Brands can use this location-based information to tailor their marketing tactics. Brands are placing more and more importance on knowing what’s happening at locations of interest. If you know a specific area is especially popular, you’re able to monitor, contribute to, and amplify the messages being shared online.
Moreover, using check-in data at roads and landmarks can provide brands with potential opportunities, but can also reveal threats and potential crises. A sudden increase in check-ins and mentions on social data at a particular landmark could potentially alert you to something occurring at a specific location that needs urgent attention.
Television and binge-watching behavior
Binge-watching is a universal movement and while looking at the check-in data, hug noticed huge volumes of people checking in while watching a movie or TV show.
Drilling down to a more regional view, hug was able to layer the check-in data over television programming schedules to better understand what people were watching and where they were watching it.
By layering the data, hug was able to find what the most popular shows were in each country, how quickly people were bingeing through them, sentiment around the storylines, and more.
Having this kind of localized insight can allow for brands to tailor their regional marketing around when people are most active online and the most popular topics in that area.
Applying the value
To use location data effectively, brands need to monitor not just locations, but the brand mentions around them and the topics and sentiment of those mentions.

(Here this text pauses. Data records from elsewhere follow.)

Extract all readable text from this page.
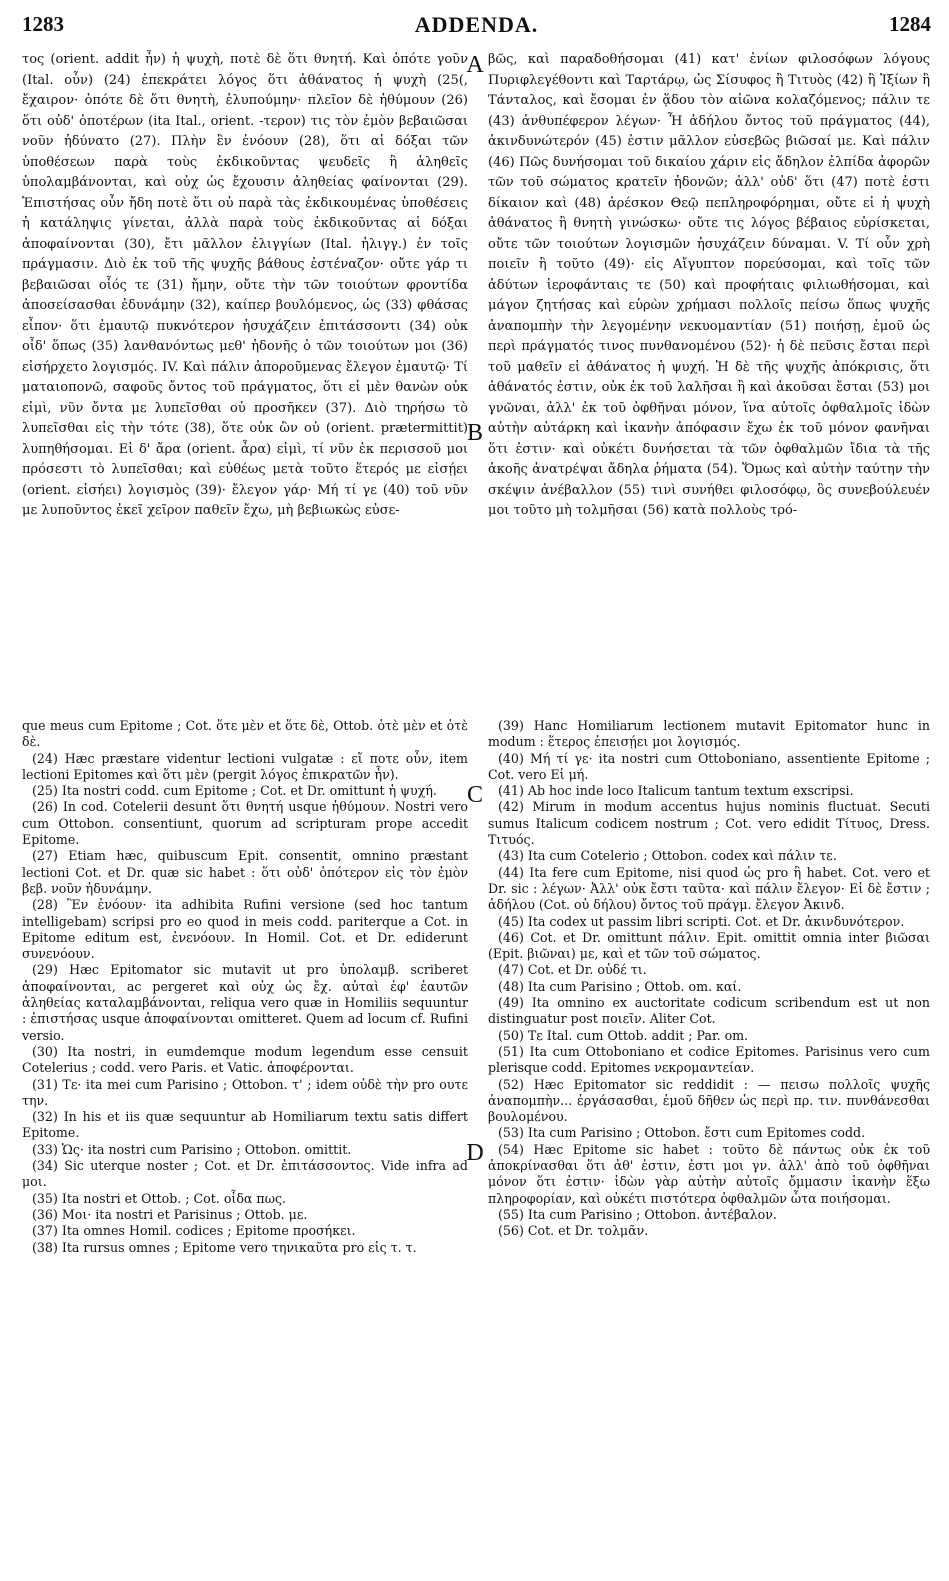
1283	ADDENDA.	1284

τος (orient. addit ἦν) ἡ ψυχὴ, ποτὲ δὲ ὅτι θνητή. Καὶ ὁπότε γοῦν (Ital. οὖν) (24) ἐπεκράτει λόγος ὅτι ἀθάνατος ἡ ψυχὴ (25(, ἔχαιρον· ὁπότε δὲ ὅτι θνητὴ, ἐλυπούμην· πλεῖον δὲ ἠθύμουν (26) ὅτι οὐδ' ὁποτέρων (ita Ital., orient. -τερον) τις τὸν ἐμὸν βεβαιῶσαι νοῦν ἠδύνατο (27). Πλὴν ἓν ἐνόουν (28), ὅτι αἱ δόξαι τῶν ὑποθέσεων παρὰ τοὺς ἐκδικοῦντας ψευδεῖς ἢ ἀληθεῖς ὑπολαμβάνονται, καὶ οὐχ ὡς ἔχουσιν ἀληθείας φαίνονται (29). Ἐπιστήσας οὖν ἤδη ποτὲ ὅτι οὐ παρὰ τὰς ἐκδικουμένας ὑποθέσεις ἡ κατάληψις γίνεται, ἀλλὰ παρὰ τοὺς ἐκδικοῦντας αἱ δόξαι ἀποφαίνονται (30), ἔτι μᾶλλον ἐλιγγίων (Ital. ἠλιγγ.) ἐν τοῖς πράγμασιν. Διὸ ἐκ τοῦ τῆς ψυχῆς βάθους ἐστέναζον· οὔτε γάρ τι βεβαιῶσαι οἷός τε (31) ἤμην, οὔτε τὴν τῶν τοιούτων φροντίδα ἀποσείσασθαι ἐδυνάμην (32), καίπερ βουλόμενος, ὡς (33) φθάσας εἶπον· ὅτι ἐμαυτῷ πυκνότερον ἡσυχάζειν ἐπιτάσσοντι (34) οὐκ οἶδ' ὅπως (35) λανθανόντως μεθ' ἡδονῆς ὁ τῶν τοιούτων μοι (36) εἰσήρχετο λογισμός. IV. Καὶ πάλιν ἀποροῦμενας ἔλεγον ἐμαυτῷ· Τί ματαιοπονῶ, σαφοῦς ὄντος τοῦ πράγματος, ὅτι εἰ μὲν θανὼν οὐκ εἰμὶ, νῦν ὄντα με λυπεῖσθαι οὐ προσῆκεν (37). Διὸ τηρήσω τὸ λυπεῖσθαι εἰς τὴν τότε (38), ὅτε οὐκ ὢν οὐ (orient. prætermittit) λυπηθήσομαι. Εἰ δ' ἄρα (orient. ἆρα) εἰμὶ, τί νῦν ἐκ περισσοῦ μοι πρόσεστι τὸ λυπεῖσθαι; καὶ εὐθέως μετὰ τοῦτο ἕτερός με εἰσῄει (orient. εἰσήει) λογισμὸς (39)· ἔλεγον γάρ· Μή τί γε (40) τοῦ νῦν με λυποῦντος ἐκεῖ χεῖρον παθεῖν ἔχω, μὴ βεβιωκὼς εὐσε-

βῶς, καὶ παραδοθήσομαι (41) κατ' ἐνίων φιλοσόφων λόγους Πυριφλεγέθοντι καὶ Ταρτάρῳ, ὡς Σίσυφος ἢ Τιτυὸς (42) ἢ Ἰξίων ἢ Τάνταλος, καὶ ἔσομαι ἐν ᾅδου τὸν αἰῶνα κολαζόμενος; πάλιν τε (43) ἀνθυπέφερον λέγων· Ἦ ἀδήλου ὄντος τοῦ πράγματος (44), ἀκινδυνώτερόν (45) ἐστιν μᾶλλον εὐσεβῶς βιῶσαί με. Καὶ πάλιν (46) Πῶς δυνήσομαι τοῦ δικαίου χάριν εἰς ἄδηλον ἐλπίδα ἀφορῶν τῶν τοῦ σώματος κρατεῖν ἡδονῶν; ἀλλ' οὐδ' ὅτι (47) ποτὲ ἐστι δίκαιον καὶ (48) ἀρέσκον Θεῷ πεπληροφόρημαι, οὔτε εἰ ἡ ψυχὴ ἀθάνατος ἢ θνητὴ γινώσκω· οὔτε τις λόγος βέβαιος εὑρίσκεται, οὔτε τῶν τοιούτων λογισμῶν ἡσυχάζειν δύναμαι. V. Τί οὖν χρὴ ποιεῖν ἢ τοῦτο (49)· εἰς Αἴγυπτον πορεύσομαι, καὶ τοῖς τῶν ἀδύτων ἱεροφάνταις τε (50) καὶ προφήταις φιλιωθήσομαι, καὶ μάγον ζητήσας καὶ εὑρὼν χρήμασι πολλοῖς πείσω ὅπως ψυχῆς ἀναπομπὴν τὴν λεγομένην νεκυομαντίαν (51) ποιήσῃ, ἐμοῦ ὡς περὶ πράγματός τινος πυνθανομένου (52)· ἡ δὲ πεῦσις ἔσται περὶ τοῦ μαθεῖν εἰ ἀθάνατος ἡ ψυχή. Ἡ δὲ τῆς ψυχῆς ἀπόκρισις, ὅτι ἀθάνατός ἐστιν, οὐκ ἐκ τοῦ λαλῆσαι ἢ καὶ ἀκοῦσαι ἔσται (53) μοι γνῶναι, ἀλλ' ἐκ τοῦ ὀφθῆναι μόνον, ἵνα αὐτοῖς ὀφθαλμοῖς ἰδὼν αὐτὴν αὐτάρκη καὶ ἱκανὴν ἀπόφασιν ἔχω ἐκ τοῦ μόνον φανῆναι ὅτι ἐστιν· καὶ οὐκέτι δυνήσεται τὰ τῶν ὀφθαλμῶν ἴδια τὰ τῆς ἀκοῆς ἀνατρέψαι ἄδηλα ῥήματα (54). Ὅμως καὶ αὐτὴν ταύτην τὴν σκέψιν ἀνέβαλλον (55) τινὶ συνήθει φιλοσόφῳ, ὃς συνεβούλευέν μοι τοῦτο μὴ τολμῆσαι (56) κατὰ πολλοὺς τρό-

que meus cum Epitome ; Cot. ὅτε μὲν et ὅτε δὲ, Ottob. ὁτὲ μὲν et ὁτὲ δὲ.

(24) Hæc præstare videntur lectioni vulgatæ : εἴ ποτε οὖν, item lectioni Epitomes καὶ ὅτι μὲν (pergit λόγος ἐπικρατῶν ἦν).

(25) Ita nostri codd. cum Epitome ; Cot. et Dr. omittunt ἡ ψυχή.

(26) In cod. Cotelerii desunt ὅτι θνητή usque ἠθύμουν. Nostri vero cum Ottobon. consentiunt, quorum ad scripturam prope accedit Epitome.

(27) Etiam hæc, quibuscum Epit. consentit, omnino præstant lectioni Cot. et Dr. quæ sic habet : ὅτι οὐδ' ὁπότερον εἰς τὸν ἐμὸν βεβ. νοῦν ἠδυνάμην.

(28) Ἓν ἐνόουν· ita adhibita Rufini versione (sed hoc tantum intelligebam) scripsi pro eo quod in meis codd. pariterque a Cot. in Epitome editum est, ἐνενόουν. In Homil. Cot. et Dr. ediderunt συνενόουν.

(29) Hæc Epitomator sic mutavit ut pro ὑπολαμβ. scriberet ἀποφαίνονται, ac pergeret καὶ οὐχ ὡς ἔχ. αὐταὶ ἐφ' ἑαυτῶν ἀληθείας καταλαμβάνονται, reliqua vero quæ in Homiliis sequuntur : ἐπιστήσας usque ἀποφαίνονται omitteret. Quem ad locum cf. Rufini versio.

(30) Ita nostri, in eumdemque modum legendum esse censuit Cotelerius ; codd. vero Paris. et Vatic. ἀποφέρονται.

(31) Τε· ita mei cum Parisino ; Ottobon. τ' ; idem οὐδὲ τὴν pro ουτε την.

(32) In his et iis quæ sequuntur ab Homiliarum textu satis differt Epitome.

(33) Ὡς· ita nostri cum Parisino ; Ottobon. omittit.

(34) Sic uterque noster ; Cot. et Dr. ἐπιτάσσοντος. Vide infra ad μοι.

(35) Ita nostri et Ottob. ; Cot. οἶδα πως.

(36) Μοι· ita nostri et Parisinus ; Ottob. με.

(37) Ita omnes Homil. codices ; Epitome προσήκει.

(38) Ita rursus omnes ; Epitome vero τηνικαῦτα pro εἰς τ. τ.

(39) Hanc Homiliarum lectionem mutavit Epitomator hunc in modum : ἕτερος ἐπεισῄει μοι λογισμός.

(40) Μή τί γε· ita nostri cum Ottoboniano, assentiente Epitome ; Cot. vero Εἰ μή.

(41) Ab hoc inde loco Italicum tantum textum exscripsi.

(42) Mirum in modum accentus hujus nominis fluctuat. Secuti sumus Italicum codicem nostrum ; Cot. vero edidit Τίτυος, Dress. Τιτυός.

(43) Ita cum Cotelerio ; Ottobon. codex καὶ πάλιν τε.

(44) Ita fere cum Epitome, nisi quod ὡς pro ἢ habet. Cot. vero et Dr. sic : λέγων· Ἀλλ' οὐκ ἔστι ταῦτα· καὶ πάλιν ἔλεγον· Εἰ δὲ ἔστιν ; ἀδήλου (Cot. οὐ δήλου) ὄντος τοῦ πράγμ. ἔλεγον Ἀκινδ.

(45) Ita codex ut passim libri scripti. Cot. et Dr. ἀκινδυνότερον.

(46) Cot. et Dr. omittunt πάλιν. Epit. omittit omnia inter βιῶσαι (Epit. βιῶναι) με, καὶ et τῶν τοῦ σώματος.

(47) Cot. et Dr. οὐδέ τι.

(48) Ita cum Parisino ; Ottob. om. καί.

(49) Ita omnino ex auctoritate codicum scribendum est ut non distinguatur post ποιεῖν. Aliter Cot.

(50) Τε Ital. cum Ottob. addit ; Par. om.

(51) Ita cum Ottoboniano et codice Epitomes. Parisinus vero cum plerisque codd. Epitomes νεκρομαντείαν.

(52) Hæc Epitomator sic reddidit : — πεισω πολλοῖς ψυχῆς ἀναπομπὴν... ἐργάσασθαι, ἐμοῦ δῆθεν ὡς περὶ πρ. τιν. πυνθάνεσθαι βουλομένου.

(53) Ita cum Parisino ; Ottobon. ἔστι cum Epitomes codd.

(54) Hæc Epitome sic habet : τοῦτο δὲ πάντως οὐκ ἐκ τοῦ ἀποκρίνασθαι ὅτι ἀθ' ἐστιν, ἐστι μοι γν. ἀλλ' ἀπὸ τοῦ ὀφθῆναι μόνον ὅτι ἐστιν· ἰδὼν γὰρ αὐτὴν αὐτοῖς ὄμμασιν ἱκανὴν ἕξω πληροφορίαν, καὶ οὐκέτι πιστότερα ὀφθαλμῶν ὦτα ποιήσομαι.

(55) Ita cum Parisino ; Ottobon. ἀντέβαλον.

(56) Cot. et Dr. τολμᾶν.

A
B
C
D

Brands need to be prepared to quickly react to what’s happening, whether it’s promoting positive mentions with geo-fenced offers, or managing negative conversations with customer care.
Knowing this, hug has been able to support its client base across the Middle East and Gulf with insights and decision-making support through continued custom listening projects using location data.
"We often see when businesses think of analyzing customer sentiment and conversations, it’s mainly a tactical, one-time study to uncover insights for a specific topic. But the potential of social listening is much bigger."